Thursday, October 6, 2011

Why blog about Joseph's Wives?

Most people know early Mormons practiced polygamy. For those who believe, this fact is accepted. For those who don't believe, the Mormon practice of polygamy is just weird. Mormon founder, Joseph Smith, who had more than thirty wives, is often considered little more than an opportunistic lech.

Here's the curious thing. Joseph lived in a time when birth control didn't exist. The Rhythm Method wouldn't even be developed for almost 100 years (1930, in the Netherlands). Yet our modern scientific tools have yet to validate any suspected descendants of Joseph Smith by women other than his legal wife, Emma Hales.

Emma Hales Smith Bidamon remained largely silent about polygamy after Joseph was killed.
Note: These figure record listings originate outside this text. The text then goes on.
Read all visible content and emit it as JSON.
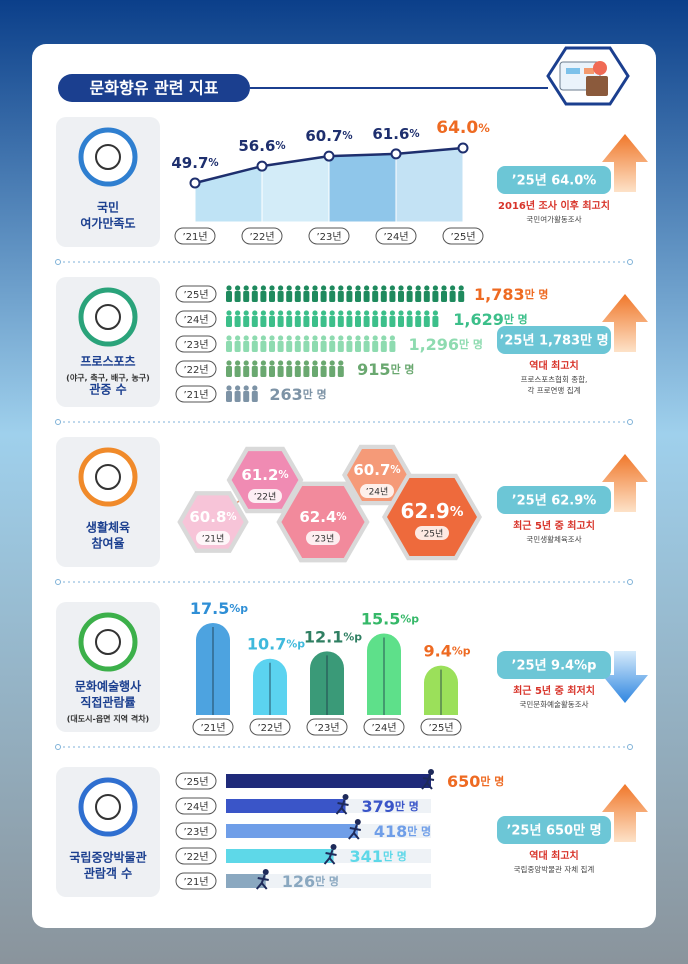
{
  "title": "문화향유 관련 지표",
  "chart_data": [
    {
      "type": "line",
      "title": [
        "국민",
        "여가만족도"
      ],
      "categories": [
        "’21년",
        "’22년",
        "’23년",
        "’24년",
        "’25년"
      ],
      "values": [
        49.7,
        56.6,
        60.7,
        61.6,
        64.0
      ],
      "value_labels": [
        "49.7",
        "56.6",
        "60.7",
        "61.6",
        "64.0"
      ],
      "unit": "%",
      "color": "#1e2f6e",
      "highlight_color": "#ee6a22",
      "callout": "’25년 64.0%",
      "note": "2016년 조사 이후 최고치",
      "source": [
        "국민여가활동조사"
      ],
      "trend": "up",
      "icon_color": "#2f7fd0"
    },
    {
      "type": "pictogram",
      "title": [
        "프로스포츠",
        "(야구, 축구, 배구, 농구)",
        "관중 수"
      ],
      "categories": [
        "’25년",
        "’24년",
        "’23년",
        "’22년",
        "’21년"
      ],
      "values": [
        1783,
        1629,
        1296,
        915,
        263
      ],
      "value_labels": [
        "1,783",
        "1,629",
        "1,296",
        "915",
        "263"
      ],
      "unit": "만 명",
      "colors": [
        "#1f8a5e",
        "#3cbf8a",
        "#8edbb0",
        "#6aa870",
        "#7d93a6"
      ],
      "highlight_color": "#ee6a22",
      "callout": "’25년 1,783만 명",
      "note": "역대 최고치",
      "source": [
        "프로스포츠협회 종합,",
        "각 프로연맹 집계"
      ],
      "trend": "up",
      "icon_color": "#2aa37a"
    },
    {
      "type": "hexagon",
      "title": [
        "생활체육",
        "참여율"
      ],
      "categories": [
        "’21년",
        "’22년",
        "’23년",
        "’24년",
        "’25년"
      ],
      "values": [
        60.8,
        61.2,
        62.4,
        60.7,
        62.9
      ],
      "unit": "%",
      "colors": [
        "#f7c4d8",
        "#f08bb3",
        "#f28a9c",
        "#f59a78",
        "#ee6a3c"
      ],
      "callout": "’25년 62.9%",
      "note": "최근 5년 중 최고치",
      "source": [
        "국민생활체육조사"
      ],
      "trend": "up",
      "icon_color": "#f08a2a"
    },
    {
      "type": "bar",
      "title": [
        "문화예술행사",
        "직접관람률",
        "(대도시-읍면 지역 격차)"
      ],
      "categories": [
        "’21년",
        "’22년",
        "’23년",
        "’24년",
        "’25년"
      ],
      "values": [
        17.5,
        10.7,
        12.1,
        15.5,
        9.4
      ],
      "unit": "%p",
      "colors": [
        "#4da3e0",
        "#5bd3f0",
        "#3a9a78",
        "#5ee08a",
        "#9be05a"
      ],
      "label_colors": [
        "#2f8fd6",
        "#3fb9dc",
        "#2f7f62",
        "#35b868",
        "#ee6a22"
      ],
      "callout": "’25년 9.4%p",
      "note": "최근 5년 중 최저치",
      "source": [
        "국민문화예술활동조사"
      ],
      "trend": "down",
      "icon_color": "#3cb04a"
    },
    {
      "type": "hbar",
      "title": [
        "국립중앙박물관",
        "관람객 수"
      ],
      "categories": [
        "’25년",
        "’24년",
        "’23년",
        "’22년",
        "’21년"
      ],
      "values": [
        650,
        379,
        418,
        341,
        126
      ],
      "unit": "만 명",
      "colors": [
        "#1f2a7a",
        "#3a55c8",
        "#6f9ee8",
        "#5ed8e8",
        "#8aa8c0"
      ],
      "highlight_color": "#ee6a22",
      "callout": "’25년 650만 명",
      "note": "역대 최고치",
      "source": [
        "국립중앙박물관 자체 집계"
      ],
      "trend": "up",
      "icon_color": "#2f6fd0"
    }
  ]
}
But at the end of her life, the famously-honest Emma affirmed that she was Joseph's only wife.

Meanwhile, Brigham Young and others were adamant that Joseph taught them plural marriage. Many women signed affidavits detailing their marriages to Joseph, along with the identities of contemporary witnesses.

I think Emma may have been telling the truth in a way: she may have been the only woman with whom Joseph was physically intimate.

The purpose of this blog is:
  • Explore the reasons a monogamous Joseph Smith might have for instituting the practice of polygamy
  • Explain why dozens of women would marry and defend a man who was husband only in name
  • Suggest alternate interpretations of the "proofs" that Joseph was a practicing polygamist
Here's the funny thing: many people would be thrilled to find out Joseph is their ancestor. The descendants of Josephine Lyons, for example, are actively hopeful science will prove they are Joseph's biological descendants, as Josephine believed herself to be. And if future data proves one of Joseph's plural marriages was consummated, the scientist in me will be thrilled.

Come with me. Let us explore possibilities neither friend nor foe has yet considered.